それを想像すると大前は急に恐ろしくなった。駄目だ、俺は軍人でも狩人でもない。それでもナイフをしっかり持って大前は戦列に加わった。

 七人の鬼族が縦に並んだ。その後ろに決死隊の九人が続く。船長が指示を出す。
「列を崩すな、一列になって進め。光の槍で先頭が撃たれたら地面に伏せろ。光の槍は敵がいないと思い、ぐるっと一回りする。その間に先に進むんだ。
最後の鬼族が倒れたら、いっせいに突進する。声は出すな。誰が倒れても手を貸すな。ひたすら走れ。アスカに辿り着いたら光の槍は飛んでこない。生き残った人数で突入か発進かを決めよう」
 チャップリンが勇者のこん棒を高く掲げた。
「俺達はシマウマにように走り、オオカミのように奴等を引き裂くのだ」
 男達が黒い石のナイフを高々と上げた。チャップリンが勇者のこん棒をアスカへ向けた。
「出発だ。鬼族に合わせてゆっくり進め」

 星明りの下に微かにアスカの影が見える。十六人が一列になって静かに進む。暗くて距離が判らない。今にもレーザー砲が飛んできそうだが、見えるのは前を歩く者の黒い背中だけだ。
ゆっくりと歩く足が震える。「ワァー」。と叫んで駆け出したい気持ちを抑える。かなり歩いたはずだがレーザーは飛んでこない。大前がふと気付いた。小さな声で前を歩く船長に言った。
「鬼族は植物だ。指をサシタのは挿し木のことだ、三十年後に花が咲く。植物なら赤外線に反応しないだろう」
「信じられん、歩く植物、話す植物がいるのか?」
「ここは地球ではない。変わった生き物がいても不思議ではない」
「赤外線に反応しないのは確かなようだ。チャップリン、聞こえるか。

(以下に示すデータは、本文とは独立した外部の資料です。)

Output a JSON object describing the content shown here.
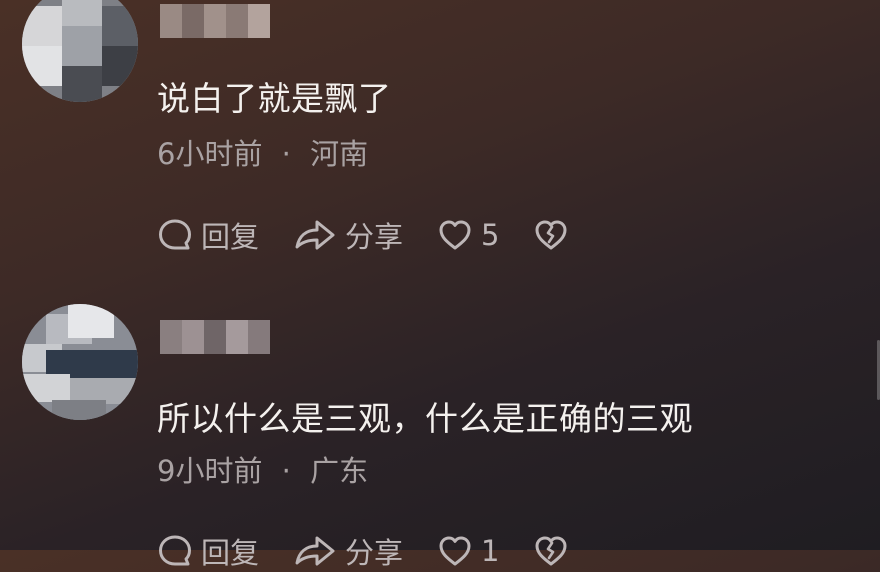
{
  "comments": [
    {
      "text": "说白了就是飘了",
      "time": "6小时前",
      "separator": "·",
      "location": "河南",
      "reply_label": "回复",
      "share_label": "分享",
      "like_count": "5"
    },
    {
      "text": "所以什么是三观，什么是正确的三观",
      "time": "9小时前",
      "separator": "·",
      "location": "广东",
      "reply_label": "回复",
      "share_label": "分享",
      "like_count": "1"
    }
  ],
  "icons": {
    "reply": "comment-bubble-icon",
    "share": "share-arrow-icon",
    "like": "heart-outline-icon",
    "dislike": "broken-heart-icon"
  },
  "colors": {
    "text": "#f4f1ee",
    "meta": "#a9a2a3",
    "action": "#bdb6b7"
  }
}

鬼族に伝えろ。横に並んで壁を作れ」
「聞こえた。伝える」

 三人と四人で二重に鬼族の壁が作られた。その後ろに九人が隠れアスカに辿り着く。船長が小さな声で言う。
「チヒロ、向だ。判るか?」
 尾翼の航空灯が一回だけ点灯した。
「中の奴等は全員、眠っているか?」
 点灯は一回、イエスだ。
「奴等の居場所を知りたい。男子居住室に何人いる?」
 航空灯が二回点滅した。
「女子居住室は?」
 点滅は四回だ。
「残りの一人は食堂か?」
 航空灯が素早く二回点滅した。
「コントロール・ルームか?」
 一回点灯した。
「非常口を開けてくれ。船内の非常灯を薄暗く点灯してくれ。中で合図したら普通の明るさにするんだ」

 船長に続いて男達が非常口を上がる。居住室の扉がうっすらと見える。船長が右の扉を指差すと二本の指を立てた。チャップリンが静かに扉を開き二人の男を中に入れた。左の扉には四人だ。二人で先へ進む。コントロール・ルームの椅子から黒く丸い物が出ている。チャップリンが音を立てずに近寄ると椅子を覗き込んだ。そして、こん棒を振り上げた。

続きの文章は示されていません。